The hysteresis in human activities is unpredictable. Who would have thought that our phony banking system could have propped up its fake walls this long. Most economic observers figured the housing house of cards would come crashing down in the 1990's. Our corporations have been paying millions for non-performing executives for thirty years. What keeps this incompetent system of incompetents in place? Our economy has been slipping toward socialism and an abundance of unearned entitlements since the Johnson Administration. We are quickly approaching the point where more people work for local, state, and federal governments than work for product-producing, productivity-enhancing businesses. Including the military-industrial complex, federal and state contractors, retired government workers, and current government employees, a significant portion of the country's "gross national product" is a closed loop money stream. None of this makes any sense, but hysteresis keeps it all spinning long beyond when it should tip over and collapse on its own.

I've worked in a couple of companies like that. Initially, the products were good, the service was excellent, and management was, at least, not in the way. For several years, the company's success was understandable but not overwhelming. After a few years, the reputation exceeds the performance but humans are slow to change and we aren't nearly as bright as we like to think. After a certain amount of economic momentum, it takes extremely talented management to break the connection between customers and products. The products have to go from good to awful before some customers will start looking for an alternative. Sometimes, management has to engage in blatant abusive behavior before customer realize they've been buying crap.

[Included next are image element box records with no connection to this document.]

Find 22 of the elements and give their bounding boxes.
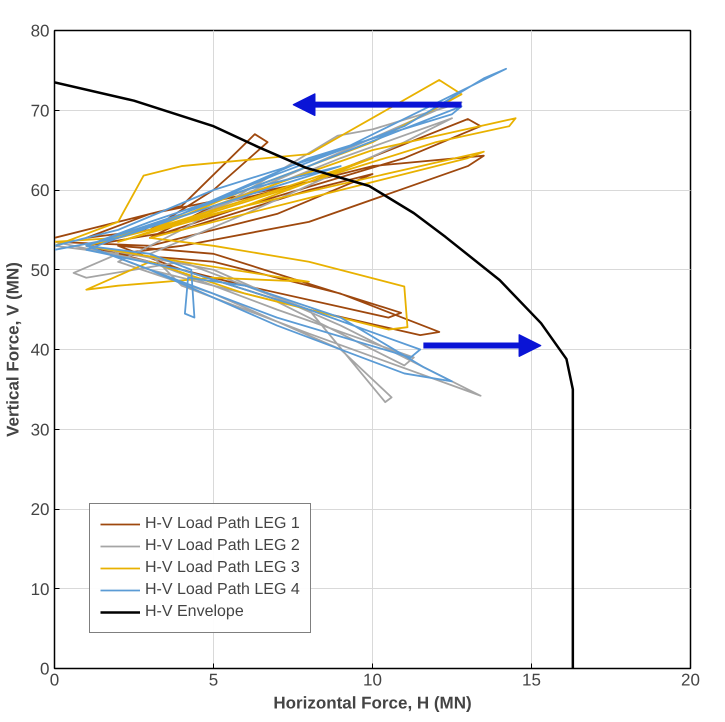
y-tick-label: 10 [30, 580, 50, 599]
legend-label: H-V Load Path LEG 3 [145, 559, 300, 577]
y-tick-label: 60 [30, 181, 50, 200]
y-tick-label: 70 [30, 101, 50, 120]
legend-label: H-V Load Path LEG 4 [145, 581, 300, 599]
x-axis-title: Horizontal Force, H (MN) [273, 694, 472, 712]
y-tick-label: 50 [30, 260, 50, 280]
legend-label: H-V Envelope [145, 603, 244, 621]
y-tick-label: 40 [30, 340, 50, 360]
legend-label: H-V Load Path LEG 2 [145, 537, 300, 555]
line-series [54, 118, 485, 336]
legend-label: H-V Load Path LEG 1 [145, 515, 300, 533]
x-tick-label: 20 [681, 670, 700, 690]
line-series [54, 68, 507, 382]
y-tick-label: 30 [30, 420, 50, 440]
y-tick-label: 80 [30, 22, 50, 40]
y-tick-label: 20 [30, 500, 50, 519]
x-tick-label: 5 [208, 670, 218, 690]
y-axis-title: Vertical Force, V (MN) [4, 262, 23, 437]
line-series [54, 79, 516, 330]
x-tick-label: 10 [363, 670, 382, 690]
x-tick-label: 15 [522, 670, 541, 690]
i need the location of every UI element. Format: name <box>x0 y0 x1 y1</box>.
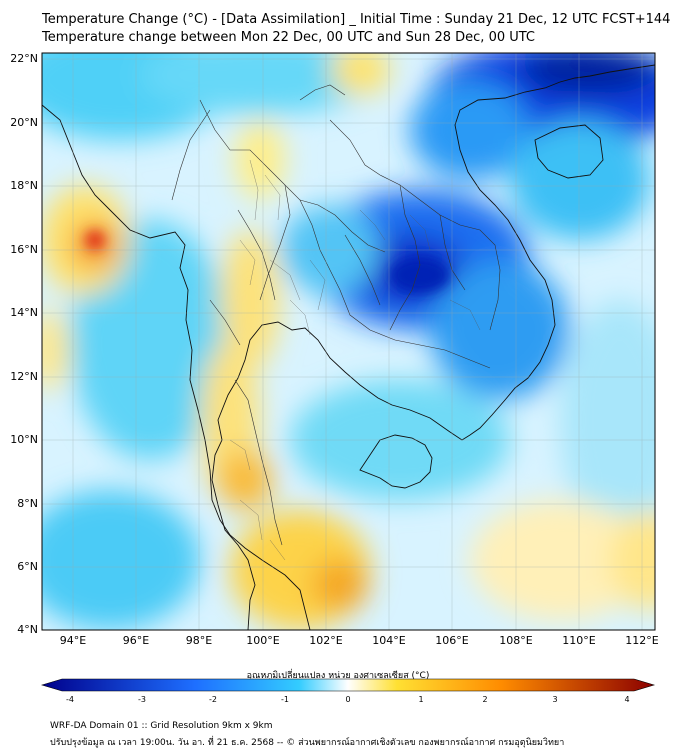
footer-model-info: WRF-DA Domain 01 :: Grid Resolution 9km … <box>50 721 273 731</box>
colorbar-tick: -2 <box>209 695 217 704</box>
cold-anomaly-core <box>390 257 450 293</box>
country-borders <box>171 84 501 546</box>
lat-label: 12°N <box>10 370 38 383</box>
lon-label: 112°E <box>625 634 659 647</box>
lon-label: 100°E <box>246 634 280 647</box>
lat-label: 18°N <box>10 179 38 192</box>
map-subtitle: Temperature change between Mon 22 Dec, 0… <box>42 30 536 45</box>
lon-label: 110°E <box>562 634 596 647</box>
colorbar-tick: 0 <box>345 695 351 704</box>
lat-label: 8°N <box>17 497 38 510</box>
lon-label: 102°E <box>309 634 343 647</box>
lat-label: 20°N <box>10 116 38 129</box>
colorbar-label: อุณหภูมิเปลี่ยนแปลง หน่วย องศาเซลเซียส (… <box>246 671 430 681</box>
lat-label: 14°N <box>10 306 38 319</box>
lon-label: 94°E <box>59 634 87 647</box>
colorbar-tick: -4 <box>66 695 74 704</box>
map-title: Temperature Change (°C) - [Data Assimila… <box>42 12 671 27</box>
colorbar-tick: 2 <box>482 695 488 704</box>
lat-label: 10°N <box>10 433 38 446</box>
lon-label: 106°E <box>435 634 469 647</box>
colorbar <box>40 678 656 692</box>
map-frame <box>41 52 656 631</box>
colorbar-tick: 1 <box>418 695 424 704</box>
province-borders <box>229 159 481 561</box>
lat-label: 4°N <box>17 623 38 636</box>
colorbar-tick: 4 <box>624 695 630 704</box>
colorbar-bar <box>40 678 656 692</box>
colorbar-tick: 3 <box>552 695 558 704</box>
lon-label: 98°E <box>185 634 213 647</box>
footer-credit: ปรับปรุงข้อมูล ณ เวลา 19:00น. วัน อา. ที… <box>50 738 565 748</box>
lon-label: 96°E <box>122 634 150 647</box>
lon-label: 104°E <box>372 634 406 647</box>
lat-label: 16°N <box>10 243 38 256</box>
colorbar-tick: -3 <box>138 695 146 704</box>
warm-anomaly-core <box>85 230 105 250</box>
lat-label: 6°N <box>17 560 38 573</box>
colorbar-tick: -1 <box>281 695 289 704</box>
lon-label: 108°E <box>499 634 533 647</box>
lat-label: 22°N <box>10 52 38 65</box>
temperature-change-map <box>41 52 656 631</box>
graticule <box>42 53 655 630</box>
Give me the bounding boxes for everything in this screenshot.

So it goes with stupid behaviors on a macro scale. There appears to be no significant political or media figure willing to admit (in public) that our addiction to oil is so selfish that we are willing to search out and burn up every drop without a second's consideration of the next generation's needs. We are so concerned with our current markets that we'll pack the world to standing-room-only before we limit our population growth, even with the obvious knowledge of what that will do to future generations. Making accurate predictions requires some really clever estimates of the effects of cultural hysteresis and that will require a lot better understanding of human behavior and, more importantly, misbehavior.